Der Digitalrat kommt das erste Mal auf der CeBit zusammen

CeBit 2017 - Verärgerung über den Digitalrat

Mo, 20.03.2017

Roboter, Apps und digitale Abrechnungen - die digitale Zukunft muss, wenn sie gelingen soll, aktiv gestaltet werden. Doch dafür benötigt es auch das Know-How von Kommunalpolitikern. Theorie in die Praxis umsetzen?

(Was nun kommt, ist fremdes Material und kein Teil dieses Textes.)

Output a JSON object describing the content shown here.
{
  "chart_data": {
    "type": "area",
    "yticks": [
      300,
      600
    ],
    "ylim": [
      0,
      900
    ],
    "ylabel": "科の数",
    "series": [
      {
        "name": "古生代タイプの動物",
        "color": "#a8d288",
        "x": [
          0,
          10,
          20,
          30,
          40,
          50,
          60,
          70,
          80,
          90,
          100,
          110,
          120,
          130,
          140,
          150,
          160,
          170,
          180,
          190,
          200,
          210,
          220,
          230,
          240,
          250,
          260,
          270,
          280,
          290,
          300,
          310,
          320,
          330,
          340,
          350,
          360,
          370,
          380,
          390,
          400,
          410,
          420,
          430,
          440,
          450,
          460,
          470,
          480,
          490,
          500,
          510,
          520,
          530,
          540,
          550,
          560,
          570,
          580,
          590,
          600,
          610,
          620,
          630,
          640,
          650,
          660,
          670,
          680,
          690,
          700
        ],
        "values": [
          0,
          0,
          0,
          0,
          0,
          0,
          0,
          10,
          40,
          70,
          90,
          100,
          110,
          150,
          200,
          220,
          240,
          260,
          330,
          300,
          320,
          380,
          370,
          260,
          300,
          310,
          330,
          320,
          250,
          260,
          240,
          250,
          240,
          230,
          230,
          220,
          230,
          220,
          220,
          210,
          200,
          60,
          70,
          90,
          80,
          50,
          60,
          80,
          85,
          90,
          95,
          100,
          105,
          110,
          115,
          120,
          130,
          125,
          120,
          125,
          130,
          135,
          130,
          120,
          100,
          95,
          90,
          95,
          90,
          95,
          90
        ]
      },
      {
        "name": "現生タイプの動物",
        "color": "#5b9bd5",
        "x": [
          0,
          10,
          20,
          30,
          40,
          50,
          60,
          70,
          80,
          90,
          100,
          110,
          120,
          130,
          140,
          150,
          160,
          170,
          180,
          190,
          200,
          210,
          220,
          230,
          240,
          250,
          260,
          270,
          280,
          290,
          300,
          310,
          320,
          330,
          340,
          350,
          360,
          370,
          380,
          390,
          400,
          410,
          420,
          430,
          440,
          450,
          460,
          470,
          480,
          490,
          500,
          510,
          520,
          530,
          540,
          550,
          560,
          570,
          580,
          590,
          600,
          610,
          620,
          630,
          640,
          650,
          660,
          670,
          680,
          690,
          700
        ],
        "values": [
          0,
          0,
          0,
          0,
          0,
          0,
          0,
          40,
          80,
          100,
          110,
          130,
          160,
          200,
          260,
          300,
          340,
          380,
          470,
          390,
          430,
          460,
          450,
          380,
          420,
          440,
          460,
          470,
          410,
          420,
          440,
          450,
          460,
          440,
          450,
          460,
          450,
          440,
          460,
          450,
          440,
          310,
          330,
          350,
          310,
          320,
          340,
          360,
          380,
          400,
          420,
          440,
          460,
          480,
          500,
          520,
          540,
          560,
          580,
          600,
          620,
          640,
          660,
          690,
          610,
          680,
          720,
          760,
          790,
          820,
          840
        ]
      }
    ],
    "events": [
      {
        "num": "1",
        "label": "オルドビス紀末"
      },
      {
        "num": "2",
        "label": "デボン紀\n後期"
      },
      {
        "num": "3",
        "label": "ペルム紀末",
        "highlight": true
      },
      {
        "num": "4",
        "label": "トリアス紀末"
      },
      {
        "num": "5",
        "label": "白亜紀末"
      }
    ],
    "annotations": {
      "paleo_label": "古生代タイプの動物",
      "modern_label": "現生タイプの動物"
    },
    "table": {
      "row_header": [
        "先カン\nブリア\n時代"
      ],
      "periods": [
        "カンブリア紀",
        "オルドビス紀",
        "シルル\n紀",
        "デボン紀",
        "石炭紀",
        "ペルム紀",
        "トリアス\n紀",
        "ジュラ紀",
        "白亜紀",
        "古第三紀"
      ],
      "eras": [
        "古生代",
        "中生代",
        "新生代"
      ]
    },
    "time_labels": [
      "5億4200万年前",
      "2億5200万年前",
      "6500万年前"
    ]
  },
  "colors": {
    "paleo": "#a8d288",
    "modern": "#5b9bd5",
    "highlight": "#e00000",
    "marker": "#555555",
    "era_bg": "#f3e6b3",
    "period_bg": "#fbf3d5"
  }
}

Ja, aber nur mit Beteiligung der Kommunen - das fordert der Niedersächsische Städte-und Gemeindebund und spielt damit auf den Auftakt der CeBit 2017 an.

Fünf Tage lang zeigen 3000 Aussteller auf der diesjährigen CeBit in Hannover, elektronische Highlights, die die Zukunft gestalten sollen - zum Beispiel humanoide Roboter, digitale Altenpfleger oder die neuesten Drohnen. Für Verwaltungen wird es spannend: Anregungen zur E-Akte, Bürgerservice per App, elektronische Haushaltssysteme oder Big-Data-Auswertung warten direkt vor Ort. Die Freude darüber, dass internationale Aussteller zur CeBit nach Hannover, in die Hauptstadt Niedersachsens kommen, ist groß. Doch mit dem Start der Digitalmesse kommt auch Sorge auf: Ein Experten-Gremium, das aus 20 Mitgliedern besteht, soll drei Mal jährlich tagen - auf der CeBit heute zum ersten Mal. Die Experten-Runde, der sogenannte Digitalrat, soll die Landesregierung bei der Gestaltung des digitalen Wandels beraten. Dem Digitalrat kommt dabei eine wichtige Rolle zu. Die technischen Möglichkeiten werden immer besser, beeinflussen einzelne Lebensbereiche und hinterlassen Angst und Hoffnung zugleich. Wie sieht die digitale Zukunft aus? Welche politischen Maßnahmen können umgesetzt werden? Diesen Fragen geht der Digitalrat nach.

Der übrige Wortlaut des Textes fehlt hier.